In ihrer Entscheidung skizzierten die Karlsruher Richter allerdings auch, mit welchen Änderungen das Ankaufprogramm in Deckung mit dem EZB-Mandat gebracht werden könnte: Es müsste demnach etwa sichergestellt werden, dass Staatsanleihen einzelner Mitgliedstaaten "nicht in unbegrenzter Höhe angekauft werden" dürfen. Zudem müssten ein Schuldenschnitt für marode Staaten ausgeschlossen und Eingriffe in die Preisbildung am Anleihenmarkt weitestgehend vermieden werden.
EuGH soll Grenzen setzen
Es ist gut möglich, dass der EuGH dies ähnlich sieht und ebenfalls Einschränkungen für möglich hält, ohne dass das Ankaufprogramm für Spekulanten berechenbar und damit zu einer stumpfen Waffe für die EZB wird. In dem Verfahren geht es aber um mehr - nämlich um die für manche bereits allzu große Macht Karlsruhes im europäischen Gerichtsverbund. Spanien und Italien etwa forderten einem Bericht der "Welt am Sonntag" zufolge in ihren Schriftsätzen den EuGH auf, Karlsruhe Grenzen zu setzen und die Befugnisse der EZB zu stärken.

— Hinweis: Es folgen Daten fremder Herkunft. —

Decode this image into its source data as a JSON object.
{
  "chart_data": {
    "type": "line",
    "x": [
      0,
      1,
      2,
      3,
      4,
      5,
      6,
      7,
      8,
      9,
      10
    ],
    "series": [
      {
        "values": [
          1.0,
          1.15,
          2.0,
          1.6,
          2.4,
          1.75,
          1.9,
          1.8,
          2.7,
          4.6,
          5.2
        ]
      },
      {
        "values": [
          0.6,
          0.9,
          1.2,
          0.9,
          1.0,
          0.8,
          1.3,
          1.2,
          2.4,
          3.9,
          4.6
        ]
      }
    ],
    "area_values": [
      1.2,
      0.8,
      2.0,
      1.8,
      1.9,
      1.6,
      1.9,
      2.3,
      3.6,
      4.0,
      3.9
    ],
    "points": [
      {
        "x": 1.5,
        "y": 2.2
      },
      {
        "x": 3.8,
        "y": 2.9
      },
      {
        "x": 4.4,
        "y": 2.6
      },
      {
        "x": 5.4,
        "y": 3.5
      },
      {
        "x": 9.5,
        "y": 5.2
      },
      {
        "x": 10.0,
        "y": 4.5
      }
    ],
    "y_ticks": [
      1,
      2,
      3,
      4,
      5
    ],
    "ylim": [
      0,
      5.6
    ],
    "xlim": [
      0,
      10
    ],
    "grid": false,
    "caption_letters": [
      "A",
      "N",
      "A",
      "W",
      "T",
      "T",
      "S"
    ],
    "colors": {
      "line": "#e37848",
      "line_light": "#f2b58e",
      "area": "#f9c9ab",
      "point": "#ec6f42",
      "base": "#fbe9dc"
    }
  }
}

Bei solch einem Ausgang des Luxemburger Verfahrens, das hatte Karlsruhe bereits angekündigt, würde es das Urteil als nicht bindend für die Bundesrepublik erklären. Gut möglich, dass dann andere nationale Verfassungsgerichte etwa aus den nordischen EU-Ländern, dem Beispiel folgen könnten - mit unabsehbaren Folgen für den Euro.
Beobachter gehen davon aus, dass der EuGH es nicht zum Knall kommen lassen wird und vielmehr sein Selbstverständnis als Hüter der Bürgerrechte stärken könnte. Nachdem das Gericht im März die EU-Richtlinie zur Vorratsdatenspeicherung mit Blick auf die Privatsphäre der Bürger für unverhältnismäßig erklärt hatte, könnte es nun einer von den nationalen Parlamenten völlig losgelösten Geldpolitik des EU-Organs EZB durchaus eine Absage erteilen.
Wohin die Richter - der Vorsitzende ist Grieche, sein Berichterstatter Däne - jeweils tendieren, könnte die mündliche Verhandlung am Dienstag zeigen. Ihre Worte dürften bis zur Urteilsverkündung in einigen Monaten von Befürwortern und Kritikern der EZB auf die Goldwaage gelegt werden.